Influence of irradiation on the metabolism of melanoma cells and metastasis in mice.

Irradiation is a powerful tool for the therapy of solid tumors. But often single cells elude this treatment and constitute a basis for recurrence of the primary tumor and formation of metastases. Until today it is unclear which properties enable some cells to this. One possible explanation could be predicted on irradiation-dependent metabolic changes which lead to a predisposition of certain cells to show enhanced survival and migratory activity. The aim of this study was to investigate metabolic properties and proliferation of irradiated melanoma cells in vitro and their ability to form metastases in vivo.
We applied different single-dose X-ray irradiation (200kV X-rays, 0.5mm Cu, ~ 1.2 Gy min-1; 1, 2, 5, 7, 10, and 20 Gy) to murine B16-F10 melanoma cells. At particular times we analyzed cell viability, growth properties and cell cycle distribution. Furthermore, we analyzed the cellular uptake of the radiotracers 2-[18F]fluoro-2-deoxy-D-glucose ([18F]FDG) and 3-O-methyl-[18F]fluoro-L-DOPA ([18F]OMFD), providing information about the glucose and amino acid metabolism before and after irradiation. Additionally, we performed in vivo studies in a syngeneic mouse model to analyze the capability of irradiated melanoma cells to form lung metastases after injection into the tail vein of NMRI mice.
In a dose-dependent manner we detected a decrease in cell viability and cell growth properties starting 3 days after irradiation. Decreased cell growth persists up to 1 week for 5 Gy irradiated cells and up to 2 weeks for 10 Gy irradiated cells. After this periods growth of irradiated cells is comparable to control cells. Cell cycle analyses showed an increase in G2/M phase cells up to 3 days after X-ray followed by an increase in S phase cells 6 days after X-ray. At this point of time uptake of radiotracers was altered inasmuch as [18F]FDG uptake decreased, whereas [18F]OMFD uptake increased. Our in vivo studies showed a loss of lung metastases when cells were irradiated (10 Gy) before injection. If irradiated cells were allowed to recover for 2 weeks before injection, mice again developed lung metastases although to a lesser extent than control mice.
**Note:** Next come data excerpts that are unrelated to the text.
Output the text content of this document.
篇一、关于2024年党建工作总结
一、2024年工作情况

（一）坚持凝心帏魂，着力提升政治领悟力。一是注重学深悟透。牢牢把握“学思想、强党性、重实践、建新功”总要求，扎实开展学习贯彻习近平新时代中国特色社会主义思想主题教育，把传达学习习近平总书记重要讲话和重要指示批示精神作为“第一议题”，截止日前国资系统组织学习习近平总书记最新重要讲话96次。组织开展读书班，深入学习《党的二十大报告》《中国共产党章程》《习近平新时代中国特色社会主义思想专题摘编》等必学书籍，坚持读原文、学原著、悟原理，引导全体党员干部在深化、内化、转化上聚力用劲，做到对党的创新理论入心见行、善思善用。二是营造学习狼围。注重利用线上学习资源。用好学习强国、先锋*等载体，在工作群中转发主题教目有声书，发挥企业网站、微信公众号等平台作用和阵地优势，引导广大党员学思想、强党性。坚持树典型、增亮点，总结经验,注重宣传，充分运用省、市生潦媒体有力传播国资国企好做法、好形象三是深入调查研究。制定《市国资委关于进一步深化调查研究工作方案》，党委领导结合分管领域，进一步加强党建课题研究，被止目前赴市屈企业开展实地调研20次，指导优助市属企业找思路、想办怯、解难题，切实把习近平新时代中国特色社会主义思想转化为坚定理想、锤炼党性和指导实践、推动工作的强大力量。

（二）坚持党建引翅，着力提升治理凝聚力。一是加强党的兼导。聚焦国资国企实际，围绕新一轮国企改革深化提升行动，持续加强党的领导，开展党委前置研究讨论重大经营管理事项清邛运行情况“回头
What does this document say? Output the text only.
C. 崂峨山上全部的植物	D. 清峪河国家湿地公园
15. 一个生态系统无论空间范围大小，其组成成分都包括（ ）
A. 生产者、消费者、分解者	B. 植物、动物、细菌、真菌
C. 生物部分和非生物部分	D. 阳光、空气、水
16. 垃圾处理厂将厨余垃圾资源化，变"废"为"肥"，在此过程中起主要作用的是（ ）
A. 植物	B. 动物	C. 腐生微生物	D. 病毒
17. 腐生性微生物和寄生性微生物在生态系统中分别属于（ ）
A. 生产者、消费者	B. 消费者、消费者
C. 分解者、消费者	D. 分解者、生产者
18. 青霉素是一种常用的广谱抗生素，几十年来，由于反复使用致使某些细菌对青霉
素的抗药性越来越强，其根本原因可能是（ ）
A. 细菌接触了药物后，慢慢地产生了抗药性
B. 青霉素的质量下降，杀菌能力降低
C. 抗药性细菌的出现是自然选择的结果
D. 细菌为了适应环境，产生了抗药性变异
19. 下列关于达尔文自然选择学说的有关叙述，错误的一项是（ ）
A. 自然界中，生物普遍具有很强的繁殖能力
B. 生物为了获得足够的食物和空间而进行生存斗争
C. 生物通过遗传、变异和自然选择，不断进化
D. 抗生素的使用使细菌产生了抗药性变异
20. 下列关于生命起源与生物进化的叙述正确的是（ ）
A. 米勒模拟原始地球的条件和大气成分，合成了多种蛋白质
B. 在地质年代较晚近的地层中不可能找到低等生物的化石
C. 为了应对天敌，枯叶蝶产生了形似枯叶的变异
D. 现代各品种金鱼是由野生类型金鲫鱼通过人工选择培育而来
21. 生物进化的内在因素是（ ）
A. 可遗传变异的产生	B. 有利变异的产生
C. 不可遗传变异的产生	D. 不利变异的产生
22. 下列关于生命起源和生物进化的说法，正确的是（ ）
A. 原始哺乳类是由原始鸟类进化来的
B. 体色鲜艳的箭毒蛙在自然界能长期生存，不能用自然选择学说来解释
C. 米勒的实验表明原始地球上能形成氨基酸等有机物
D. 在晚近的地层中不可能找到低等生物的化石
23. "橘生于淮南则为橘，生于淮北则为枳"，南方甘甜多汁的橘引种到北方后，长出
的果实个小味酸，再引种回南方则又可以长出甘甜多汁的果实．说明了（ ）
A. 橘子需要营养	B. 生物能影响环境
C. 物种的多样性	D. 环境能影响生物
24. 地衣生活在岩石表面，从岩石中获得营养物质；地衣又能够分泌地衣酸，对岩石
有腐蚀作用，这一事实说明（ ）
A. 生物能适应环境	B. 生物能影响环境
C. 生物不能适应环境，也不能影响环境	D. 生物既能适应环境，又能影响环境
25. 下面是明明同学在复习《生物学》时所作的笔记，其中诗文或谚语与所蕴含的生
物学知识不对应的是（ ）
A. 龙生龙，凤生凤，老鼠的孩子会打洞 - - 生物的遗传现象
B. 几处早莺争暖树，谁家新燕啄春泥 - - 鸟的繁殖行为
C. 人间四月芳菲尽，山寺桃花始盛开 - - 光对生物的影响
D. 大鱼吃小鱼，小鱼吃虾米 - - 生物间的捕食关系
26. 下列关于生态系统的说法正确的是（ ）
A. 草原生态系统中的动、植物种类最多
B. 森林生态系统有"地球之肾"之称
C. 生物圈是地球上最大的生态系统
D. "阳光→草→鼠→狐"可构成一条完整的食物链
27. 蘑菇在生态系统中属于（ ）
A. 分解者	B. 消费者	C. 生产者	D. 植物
We conclude that irradiation of melanoma cells leads to a dose-dependent decrease in cell viability, growth properties and glucose uptake. Cell cycle analyses suggest an arrest in the G2/M phase. One week after irradiation compensating mechanisms of these effects seems to start as indicated by the uptake of [18F]OMFD, the increase in S phase cells and recovered growth of low-dose (5 Gy) irradiated cells. Two weeks after irradiation cell growth is completely recovered in vitro. Accordingly, in vivo studies reveal that irradiated melanoma cells are able to resume their metastatic potential within two weeks, even though to a lesser extent than before irradiation. The questions why and how some cells modulate their metabolism and thus re-start proliferation and why metastasis is influenced in vivo although growth properties are recovered in vitro, need to be further investigated.